Comment expliquer que Jacques Chirac ait été à l’initiative d’un tel discours, d’un tel bouleversement dans l’écriture de la mémoire en France ? Dans votre ouvrage, vous rappelez que, pendant la Seconde Guerre mondiale, Jacques Chirac n'était alors qu’un enfant, contrairement aux présidents qui le précèdent. Vous évoquez aussi l’attachement de Jacques Chirac à l’histoire des Juifs de France et à l’histoire de la Shoah mais aussi ses liens étroits avec des rabbins et personnalités du monde juif traditionaliste… 

Jacques Chirac a étudié à Sciences Po et, pendant ses années à l’université, il a suivi les cours du rabbin Jacob Kaplan. Il a alors appris (et retenu) que quand les Juifs s’installent quelque part, ils fondent d’abord une école puis une synagogue. Au fil de ses rencontres, il se lie à l’histoire du peuple juif, sa trajectoire plurimillénaire, la persistance de sa civilisation, l’indispensable étude des textes. Ses discours sont d’ailleurs émaillés de citations du Talmud et de la Bible hébraïque, preuve qu’il a approfondi son intérêt. En 2005, lorsqu’il assiste à l’inauguration du Mémorial de la Shoah et du Mur des Noms, il prononce en français et en hébreu “Souviens-toi et n’oublie pas”

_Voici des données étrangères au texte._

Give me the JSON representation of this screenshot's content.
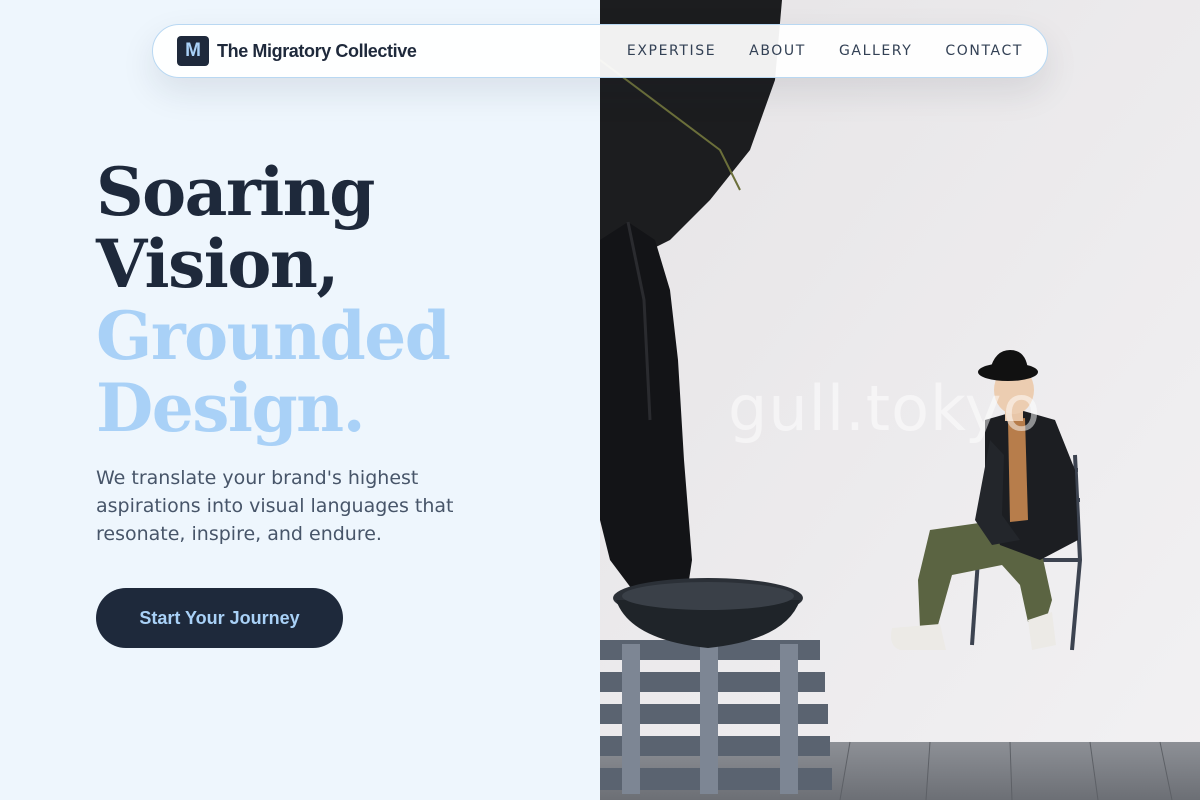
{
  "navbar": {
    "brand_mark": "M",
    "brand_name": "The Migratory Collective",
    "links": [
      "EXPERTISE",
      "ABOUT",
      "GALLERY",
      "CONTACT"
    ]
  },
  "hero": {
    "headline_dark": [
      "Soaring",
      "Vision,"
    ],
    "headline_light": [
      "Grounded",
      "Design."
    ],
    "tagline": "We translate your brand's highest aspirations into visual languages that resonate, inspire, and endure.",
    "cta_label": "Start Your Journey"
  },
  "photo": {
    "watermark": "gull.tokyo"
  },
  "colors": {
    "navy": "#1e293b",
    "accent_light_blue": "#a9d1f7",
    "background": "#eef6fd",
    "body_text": "#475569"
  }
}
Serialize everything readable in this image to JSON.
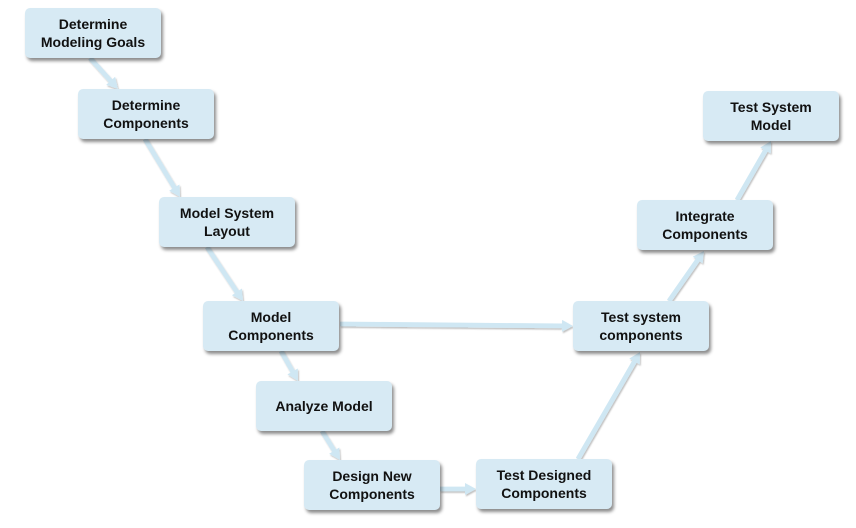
{
  "colors": {
    "node_fill": "#d7eaf4",
    "arrow": "#cfe7f3",
    "text": "#111111"
  },
  "nodes": [
    {
      "id": "determine-modeling-goals",
      "label": "Determine Modeling Goals"
    },
    {
      "id": "determine-components",
      "label": "Determine Components"
    },
    {
      "id": "model-system-layout",
      "label": "Model System Layout"
    },
    {
      "id": "model-components",
      "label": "Model Components"
    },
    {
      "id": "analyze-model",
      "label": "Analyze Model"
    },
    {
      "id": "design-new-components",
      "label": "Design New Components"
    },
    {
      "id": "test-designed-components",
      "label": "Test Designed Components"
    },
    {
      "id": "test-system-components",
      "label": "Test system components"
    },
    {
      "id": "integrate-components",
      "label": "Integrate Components"
    },
    {
      "id": "test-system-model",
      "label": "Test System Model"
    }
  ],
  "edges": [
    {
      "from": "determine-modeling-goals",
      "to": "determine-components"
    },
    {
      "from": "determine-components",
      "to": "model-system-layout"
    },
    {
      "from": "model-system-layout",
      "to": "model-components"
    },
    {
      "from": "model-components",
      "to": "analyze-model"
    },
    {
      "from": "analyze-model",
      "to": "design-new-components"
    },
    {
      "from": "design-new-components",
      "to": "test-designed-components"
    },
    {
      "from": "test-designed-components",
      "to": "test-system-components"
    },
    {
      "from": "model-components",
      "to": "test-system-components"
    },
    {
      "from": "test-system-components",
      "to": "integrate-components"
    },
    {
      "from": "integrate-components",
      "to": "test-system-model"
    }
  ]
}
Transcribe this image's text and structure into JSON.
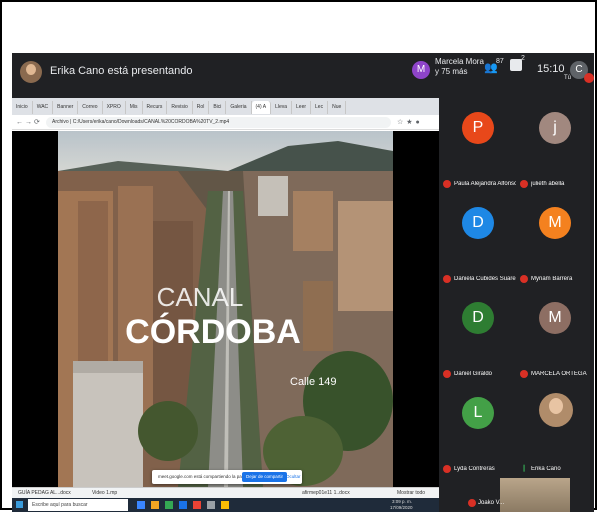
{
  "meet": {
    "presenter_text": "Erika Cano está presentando",
    "viewer": {
      "initial": "M",
      "name_line1": "Marcela Mora",
      "name_line2": "y 75 más"
    },
    "people_count": "87",
    "chat_count": "2",
    "clock": "15:10",
    "you": {
      "initial": "C",
      "label": "Tú"
    }
  },
  "browser": {
    "tabs": [
      "Inicio",
      "WAC",
      "Banner",
      "Correo",
      "XPRO",
      "Mis",
      "Recurs",
      "Revisio",
      "Rol",
      "Bici",
      "Galeria",
      "(4) A",
      "Lleva",
      "Leer",
      "Lec",
      "Nue"
    ],
    "address": "Archivo | C:/Users/erika/cano/Downloads/CANAL%20CORDOBA%20TV_2.mp4",
    "downloads": [
      "GUÍA PEDAG AL...docx",
      "Video 1.mp",
      "afirmep01e11 1..docx"
    ],
    "download_show_all": "Mostrar todo",
    "taskbar_search": "Escribe aquí para buscar",
    "taskbar_time": "3:09 p. m.",
    "taskbar_date": "17/09/2020"
  },
  "notification": {
    "text": "meet.google.com está compartiendo la pantalla",
    "stop_button": "Dejar de compartir",
    "hide": "Ocultar"
  },
  "video": {
    "title_line1": "CANAL",
    "title_line2": "CÓRDOBA",
    "street": "Calle 149"
  },
  "participants": [
    {
      "initial": "P",
      "name": "Paula Alejandra Alfonso ...",
      "color": "#e8481a"
    },
    {
      "initial": "j",
      "name": "julieth abella",
      "color": "#a1887f"
    },
    {
      "initial": "D",
      "name": "Daniela Cubides Suarez",
      "color": "#1e88e5"
    },
    {
      "initial": "M",
      "name": "Myriam Barrera",
      "color": "#f4811f"
    },
    {
      "initial": "D",
      "name": "Daniel Giraldo",
      "color": "#2e7d32"
    },
    {
      "initial": "M",
      "name": "MARCELA ORTEGA",
      "color": "#8d6e63"
    },
    {
      "initial": "L",
      "name": "Lyda Contreras",
      "color": "#43a047"
    },
    {
      "initial": "",
      "name": "Erika Cano",
      "color": ""
    }
  ],
  "joako": {
    "name": "Joako V..."
  }
}
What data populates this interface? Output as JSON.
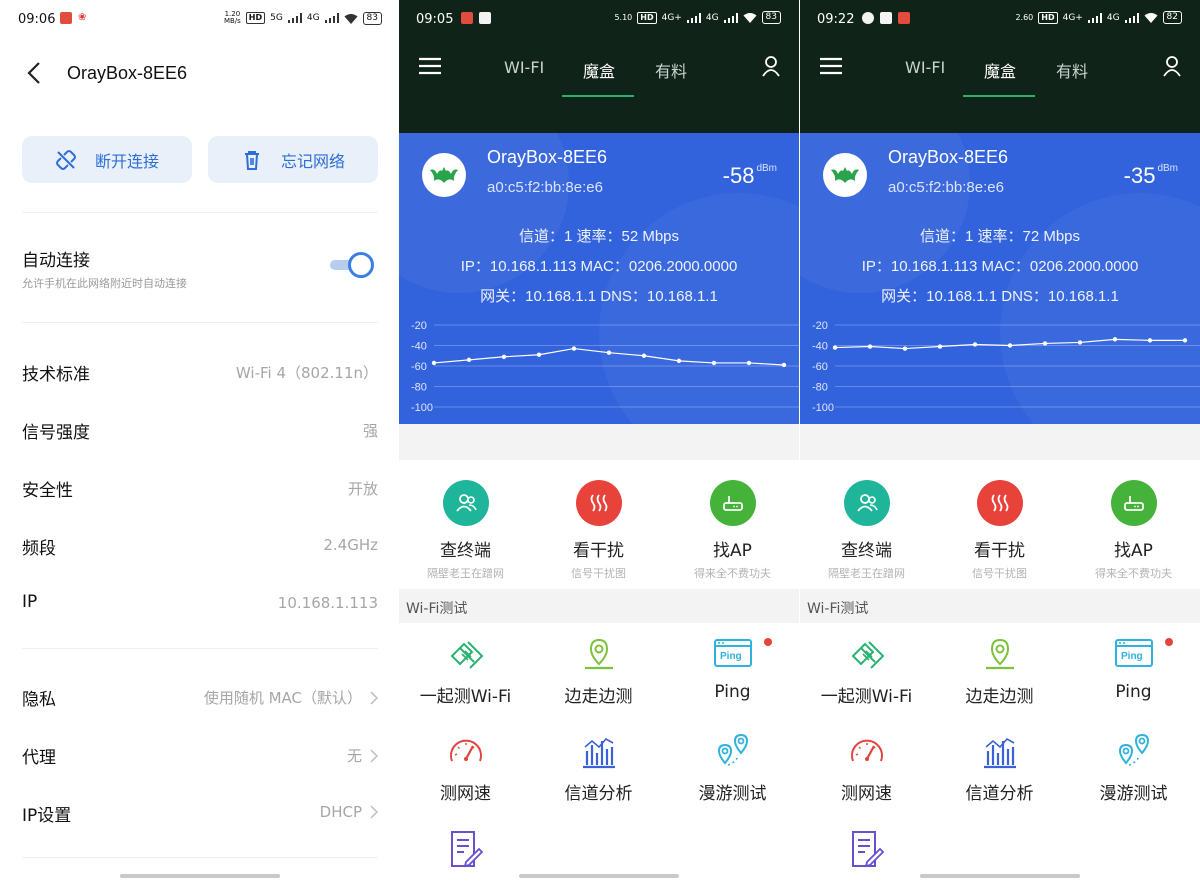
{
  "left": {
    "status": {
      "time": "09:06",
      "speed": "1.20\nMB/s",
      "net1": "5G",
      "net2": "4G",
      "battery": "83"
    },
    "title": "OrayBox-8EE6",
    "disconnect_label": "断开连接",
    "forget_label": "忘记网络",
    "auto_connect": {
      "label": "自动连接",
      "sub": "允许手机在此网络附近时自动连接",
      "on": true
    },
    "rows": [
      {
        "key": "技术标准",
        "value": "Wi-Fi 4（802.11n）",
        "chevron": false
      },
      {
        "key": "信号强度",
        "value": "强",
        "chevron": false
      },
      {
        "key": "安全性",
        "value": "开放",
        "chevron": false
      },
      {
        "key": "频段",
        "value": "2.4GHz",
        "chevron": false
      },
      {
        "key": "IP",
        "value": "10.168.1.113",
        "chevron": false
      },
      {
        "key": "隐私",
        "value": "使用随机 MAC（默认）",
        "chevron": true
      },
      {
        "key": "代理",
        "value": "无",
        "chevron": true
      },
      {
        "key": "IP设置",
        "value": "DHCP",
        "chevron": true
      }
    ]
  },
  "phones": [
    {
      "status": {
        "time": "09:05",
        "speed": "5.10",
        "net": "4G+",
        "net2": "4G",
        "battery": "83"
      },
      "tabs": [
        "WI-FI",
        "魔盒",
        "有料"
      ],
      "active_tab": 1,
      "ssid": "OrayBox-8EE6",
      "mac": "a0:c5:f2:bb:8e:e6",
      "signal": "-58",
      "signal_unit": "dBm",
      "line1": "信道：1  速率：52 Mbps",
      "line2": "IP：10.168.1.113  MAC：0206.2000.0000",
      "line3": "网关：10.168.1.1  DNS：10.168.1.1",
      "chart_data": {
        "type": "line",
        "y_ticks": [
          "-20",
          "-40",
          "-60",
          "-80",
          "-100"
        ],
        "ylim": [
          -100,
          -20
        ],
        "grid": true,
        "series": [
          {
            "values": [
              -57,
              -54,
              -51,
              -49,
              -43,
              -47,
              -50,
              -55,
              -57,
              -57,
              -59
            ]
          }
        ]
      }
    },
    {
      "status": {
        "time": "09:22",
        "speed": "2.60",
        "net": "4G+",
        "net2": "4G",
        "battery": "82"
      },
      "tabs": [
        "WI-FI",
        "魔盒",
        "有料"
      ],
      "active_tab": 1,
      "ssid": "OrayBox-8EE6",
      "mac": "a0:c5:f2:bb:8e:e6",
      "signal": "-35",
      "signal_unit": "dBm",
      "line1": "信道：1  速率：72 Mbps",
      "line2": "IP：10.168.1.113  MAC：0206.2000.0000",
      "line3": "网关：10.168.1.1  DNS：10.168.1.1",
      "chart_data": {
        "type": "line",
        "y_ticks": [
          "-20",
          "-40",
          "-60",
          "-80",
          "-100"
        ],
        "ylim": [
          -100,
          -20
        ],
        "grid": true,
        "series": [
          {
            "values": [
              -42,
              -41,
              -43,
              -41,
              -39,
              -40,
              -38,
              -37,
              -34,
              -35,
              -35
            ]
          }
        ]
      }
    }
  ],
  "tools": [
    {
      "title": "查终端",
      "sub": "隔壁老王在蹭网",
      "color": "#1fb59a",
      "icon": "users-icon"
    },
    {
      "title": "看干扰",
      "sub": "信号干扰图",
      "color": "#e8433a",
      "icon": "heat-icon"
    },
    {
      "title": "找AP",
      "sub": "得来全不费功夫",
      "color": "#45b33a",
      "icon": "router-icon"
    }
  ],
  "section_title": "Wi-Fi测试",
  "tests": [
    {
      "title": "一起测Wi-Fi",
      "icon": "handshake-icon"
    },
    {
      "title": "边走边测",
      "icon": "location-pin-icon"
    },
    {
      "title": "Ping",
      "icon": "ping-icon",
      "ping_text": "Ping"
    },
    {
      "title": "测网速",
      "icon": "speedometer-icon"
    },
    {
      "title": "信道分析",
      "icon": "bar-chart-icon"
    },
    {
      "title": "漫游测试",
      "icon": "roaming-icon"
    }
  ]
}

Ce discours marque ce que vous appelez “un nouveau temps mémoriel”, “une nouvelle ère pour les Juifs de France”. Pour autant, Jacques Chirac n’avait pas anticipé le retour de l’antisémitisme, sous d’autres formes… Comment les présidents qui lui succèdent s’emparent de la question du renouvellement de la haine anti-juive ?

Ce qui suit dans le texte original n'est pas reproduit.